In today’s world, where cyber threats are becoming more complex and widespread, many companies have or are just deciding to implement a VPN as a key component of their security strategy. A VPN offers a number of benefits, such as encryption of data between a company and an employee or between company branches and anonymity on the network, but let’s take a closer look at whether a VPN is a sufficient solution today. It’s worth noting that in the face of growing threats and a changing technological landscape, VPNs are becoming an increasingly outdated solution that may not meet the requirements of today’s companies. It is worth noting that the date of inception of the technology is considered to be 1966. Taking this into account, the technology is almost 60 years old!
A VPN creates a secure connection between a user’s device and the company’s network. Data sent over the Internet is encrypted, making it difficult for third parties to intercept. In addition, the VPN masks the employee’s IP address, which increases their anonymity on the network. This allows employees to securely connect to company resources wherever they are – in the office, at home or abroad.
As I mentioned VPN is an outdated technology and comes with many limitations. First of all, a VPN only creates an encrypted connection between 2 points – so between the employee and the company, and there is no way to restrict access to company resources in a simple way. This is related to the fact that, horror of horrors, in many companies both employees and external companies have access to the entire company infrastructure. If an employee’s computer is infected with malware, the VPN is unable to block the spread of the infection and therefore company systems can be easily infected.

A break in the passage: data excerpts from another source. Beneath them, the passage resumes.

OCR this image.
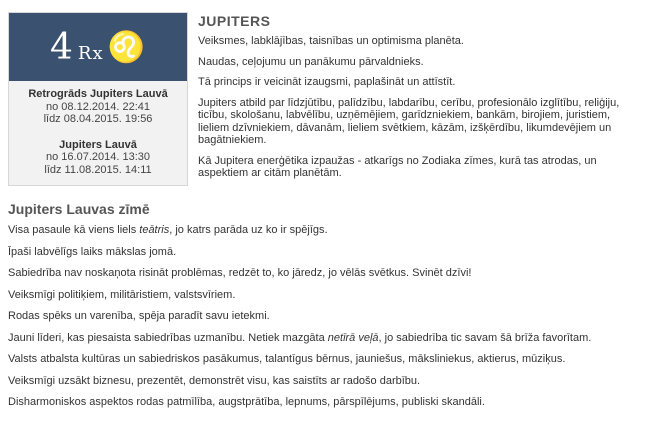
4 Rx ♌
Retrogrāds Jupiters Lauvā
no 08.12.2014. 22:41
līdz 08.04.2015. 19:56
Jupiters Lauvā
no 16.07.2014. 13:30
līdz 11.08.2015. 14:11
JUPITERS

Veiksmes, labklājības, taisnības un optimisma planēta.

Naudas, ceļojumu un panākumu pārvaldnieks.

Tā princips ir veicināt izaugsmi, paplašināt un attīstīt.

Jupiters atbild par līdzjūtību, palīdzību, labdarību, cerību, profesionālo izglītību, reliģiju, ticību, skološanu, labvēlību, uzņēmējiem, garīdzniekiem, bankām, birojiem, juristiem, lieliem dzīvniekiem, dāvanām, lieliem svētkiem, kāzām, izšķērdību, likumdevējiem un bagātniekiem.

Kā Jupitera enerģētika izpaužas - atkarīgs no Zodiaka zīmes, kurā tas atrodas, un aspektiem ar citām planētām.

Jupiters Lauvas zīmē

Visa pasaule kā viens liels teātris, jo katrs parāda uz ko ir spējīgs.

Īpaši labvēlīgs laiks mākslas jomā.

Sabiedrība nav noskaņota risināt problēmas, redzēt to, ko jāredz, jo vēlās svētkus. Svinēt dzīvi!

Veiksmīgi politiķiem, militāristiem, valstsvīriem.

Rodas spēks un varenība, spēja paradīt savu ietekmi.

Jauni līderi, kas piesaista sabiedrības uzmanību. Netiek mazgāta netīrā veļā, jo sabiedrība tic savam šā brīža favorītam.

Valsts atbalsta kultūras un sabiedriskos pasākumus, talantīgus bērnus, jauniešus, māksliniekus, aktierus, mūziķus.

Veiksmīgi uzsākt biznesu, prezentēt, demonstrēt visu, kas saistīts ar radošo darbību.

Disharmoniskos aspektos rodas patmīlība, augstprātība, lepnums, pārspīlējums, publiski skandāli.
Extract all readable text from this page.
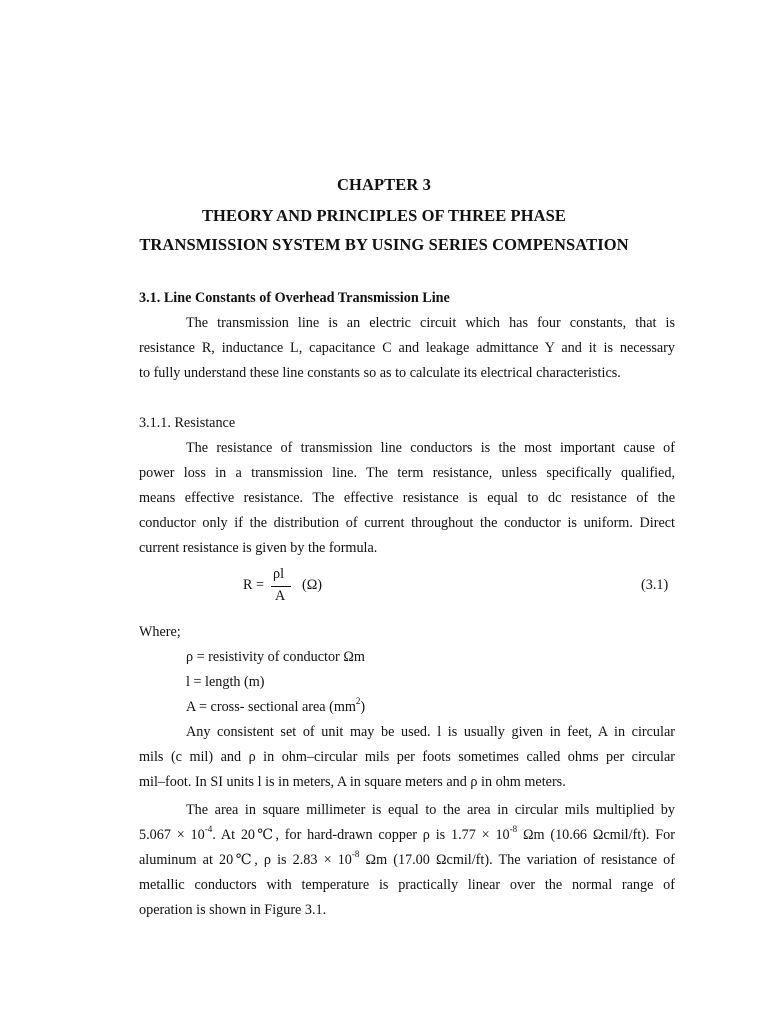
CHAPTER 3
THEORY AND PRINCIPLES OF THREE PHASE
TRANSMISSION SYSTEM BY USING SERIES COMPENSATION
3.1. Line Constants of Overhead Transmission Line
The transmission line is an electric circuit which has four constants, that is
resistance R, inductance L, capacitance C and leakage admittance Y and it is necessary
to fully understand these line constants so as to calculate its electrical characteristics.
3.1.1. Resistance
The resistance of transmission line conductors is the most important cause of
power loss in a transmission line. The term resistance, unless specifically qualified,
means effective resistance. The effective resistance is equal to dc resistance of the
conductor only if the distribution of current throughout the conductor is uniform. Direct
current resistance is given by the formula.
R =
ρl
A
(Ω)	(3.1)
Where;
ρ = resistivity of conductor Ωm
l = length (m)
A = cross- sectional area $(mm^2)$
Any consistent set of unit may be used. l is usually given in feet, A in circular
mils (c mil) and ρ in ohm–circular mils per foots sometimes called ohms per circular
mil–foot. In SI units l is in meters, A in square meters and ρ in ohm meters.
The area in square millimeter is equal to the area in circular mils multiplied by
$5.067 \times 10^{-4}$. At 20℃, for hard-drawn copper ρ is $1.77 \times 10^{-8}$ Ωm (10.66 Ωcmil/ft). For
aluminum at 20℃, ρ is $2.83 \times 10^{-8}$ Ωm (17.00 Ωcmil/ft). The variation of resistance of
metallic conductors with temperature is practically linear over the normal range of
operation is shown in Figure 3.1.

VPNs also have a number of vulnerabilities that are willing and exploited by criminals.
So how do we secure corporate data? First of all, we need to look holistically so that the VPN is only one element of the company’s overall security strategy. It’s worth at least investing in network devices and implementing network segmentation so as to, for example, separate the server subnetwork from the subnetwork where the computers are, in edge firewalls, on which it is often possible to limit access somewhat – although this is not always easy. It is worth investing in anti-virus software on employees’ computers so that threats are detected and removed as early as possible. It will also be necessary to implement MFA, i.e. multi-component authorization for all employees and external contractors so that in addition to the password, for example, a code from an application is required. However, I think that first of all it is worth looking for a solution that has all these functionalities and take a closer look at the concept of ZTNA ( Zero Trust Access Network). There are many solutions on the market that can dynamically determine and change the permissions held depending on the contractor, on the location, on the time of day, etc.
In summary, a VPN is a valuable but basic tool that cannot be the only solution in the face of growing threats. Modern systems require much more advanced security and a dynamic approach to security – if only because of remote working. It is worth taking a closer look at ZTNA technology, which can dynamically, based on identity and location or other aspects, adjust permissions depending on the context.